这种选民动员工作在德克萨斯州相对较新,特别是在全州范围内。记者布拉多克说,大约十年前,德克萨斯州民主党的政治基础设施,就像“阿富汗的实际基础设施”。他说,民主党人集中在大城市县,但“没有任何东西可以将他们联系起来”。州一级的竞选活动基本上都是自己做所有事情:筹款、协调活动、组织电话银行志愿者和上门拜访。政治战略家安格尔告诉《琼斯妈妈》,当时“没有足够的资源,来扩大和协调以赢得全州范围的竞选。”
2018 年贝托的成功竞选活动向民主党人表明,全州范围内的基层努力既是可能的,也是有效的。德克萨斯州现在有更多的进步选民团体,其中一些是由贝托竞选活动校友管理的。凯瑟琳·费舍尔(Katherine Fischer)曾参与贝托的参议员竞选活动,现在负责德克萨斯州多数派政治行动委员会,她说:“现在有一个更强大的网络来执行组织工作,这减轻了竞选活动的负担。”
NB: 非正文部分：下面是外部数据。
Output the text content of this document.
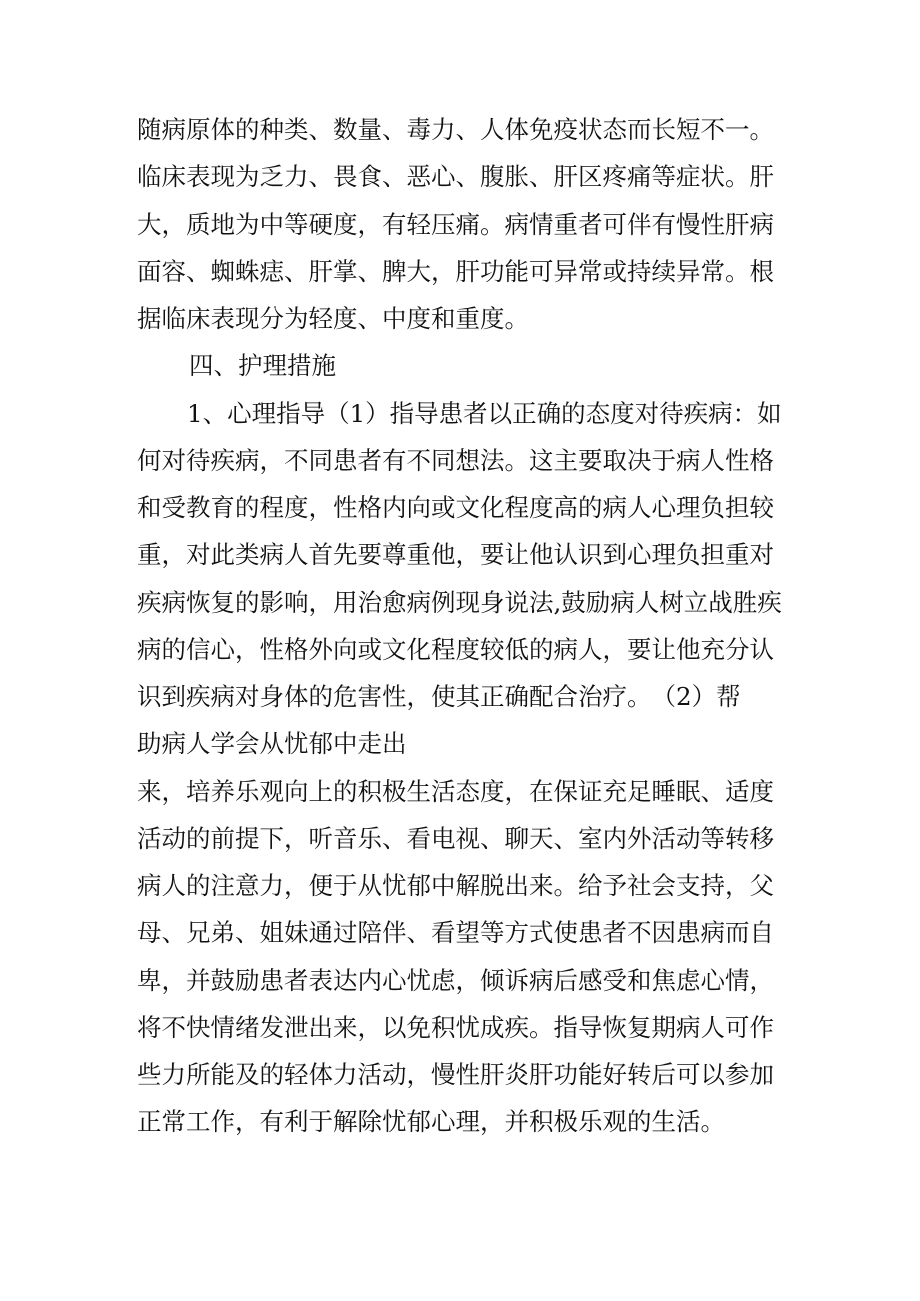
随病原体的种类、数量、毒力、人体免疫状态而长短不一。

临床表现为乏力、畏食、恶心、腹胀、肝区疼痛等症状。肝

大，质地为中等硬度，有轻压痛。病情重者可伴有慢性肝病

面容、蜘蛛痣、肝掌、脾大，肝功能可异常或持续异常。根

据临床表现分为轻度、中度和重度。

四、护理措施

1、心理指导（1）指导患者以正确的态度对待疾病：如

何对待疾病，不同患者有不同想法。这主要取决于病人性格

和受教育的程度，性格内向或文化程度高的病人心理负担较

重，对此类病人首先要尊重他，要让他认识到心理负担重对

疾病恢复的影响，用治愈病例现身说法,鼓励病人树立战胜疾

病的信心，性格外向或文化程度较低的病人，要让他充分认

识到疾病对身体的危害性，使其正确配合治疗。　（2）帮

助病人学会从忧郁中走出

来，培养乐观向上的积极生活态度，在保证充足睡眠、适度

活动的前提下，听音乐、看电视、聊天、室内外活动等转移

病人的注意力，便于从忧郁中解脱出来。给予社会支持，父

母、兄弟、姐妹通过陪伴、看望等方式使患者不因患病而自

卑，并鼓励患者表达内心忧虑，倾诉病后感受和焦虑心情，

将不快情绪发泄出来，以免积忧成疾。指导恢复期病人可作

些力所能及的轻体力活动，慢性肝炎肝功能好转后可以参加

正常工作，有利于解除忧郁心理，并积极乐观的生活。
尽管吉米·卡特 (Jimmy Carter) 是在德克萨斯州获胜的,最后一位民主党总统候选人,但民主党人很快指出,在过去十年中,优势逐渐缩小。2012年,在德州奥巴马(Barack Obama)以15.8%的差距输掉,希拉里·克林顿以 9 %,拜登以 5.6 %落败。今年,民主党希望在总统竞选中更进一步。
“今年的成功并不以谁获胜来衡量。而是通过观察他们的接近程度来衡量。” 民主党倡导组织 “获胜之道”主席托里·加维托(Tory Gavito)说。